First thoughts

They talk about years in the scene.  That’s always been hard for me to define. While I’ve had fantasies about kinky things since I’ve had fantasies, and my favorite porn has always been elaborately laced with bondage, sadism, submission and other fetish motifs, it’s only been a few years that I’ve been around any organized social scene that identifies as kinky.

For much of my life I associated the Gay leather scene with a rigid, humorless social group that seemed intimidating to the artsy-fartsy punk fuck-up that I styled myself.  So I was reduced to doing things to myself, or trying to subtly hint to partners about my more complex desires, to little effect.
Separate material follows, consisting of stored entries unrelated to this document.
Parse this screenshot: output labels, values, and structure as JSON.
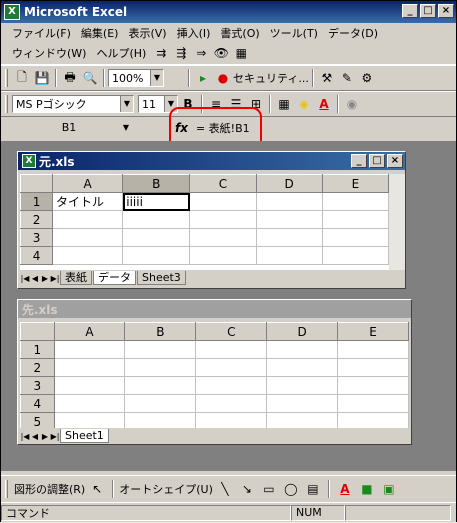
{
  "app": {
    "title": "Microsoft Excel",
    "win_min": "_",
    "win_max": "□",
    "win_close": "×"
  },
  "menu": {
    "row1": [
      "ファイル(F)",
      "編集(E)",
      "表示(V)",
      "挿入(I)",
      "書式(O)",
      "ツール(T)",
      "データ(D)"
    ],
    "row2": [
      "ウィンドウ(W)",
      "ヘルプ(H)"
    ]
  },
  "toolbar1": {
    "zoom": "100%",
    "security_label": "セキュリティ..."
  },
  "toolbar2": {
    "font_name": "MS Pゴシック",
    "font_size": "11",
    "bold": "B"
  },
  "formula_bar": {
    "name_box": "B1",
    "fx": "fx",
    "formula": "= 表紙!B1"
  },
  "doc1": {
    "title": "元.xls",
    "columns": [
      "A",
      "B",
      "C",
      "D",
      "E"
    ],
    "rows": [
      "1",
      "2",
      "3",
      "4"
    ],
    "cells": {
      "A1": "タイトル",
      "B1": "iiiii"
    },
    "tabs": [
      "表紙",
      "データ",
      "Sheet3"
    ]
  },
  "doc2": {
    "title": "先.xls",
    "columns": [
      "A",
      "B",
      "C",
      "D",
      "E"
    ],
    "rows": [
      "1",
      "2",
      "3",
      "4",
      "5"
    ],
    "tabs": [
      "Sheet1"
    ]
  },
  "drawbar": {
    "draw_label": "図形の調整(R)",
    "autoshape_label": "オートシェイプ(U)"
  },
  "status": {
    "mode": "コマンド",
    "num": "NUM"
  },
  "colors": {
    "callout": "#e00000",
    "title_active": "#0a246a"
  }
}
The catch 22 of BDSM: you need skills to satisfy your partners, and you can’t get skills without partners, at least not in the SF leather world of the 80’s.  I was too intimidated to ask for what I wanted,  even if I found someone to ask for it from.

So here I am at 50, and luckily circumstances have conspired to put me in connection with people I want to have sex with, while years of working on myself have removed my feelings of intimidation.  And the scenes have changed too:  the 90’s saw the rise of the queer, pan and genderqueer communities and the decline of the worst aspects of the “old-guard” mentality.  People who have a more fluid vision of their sexuality have greater freedom to speak up about it.

I’m not ashamed to say that I’ve benefited from all of those changes.  This blog will hopefully record my adventures exploring this new terrain, personal and public.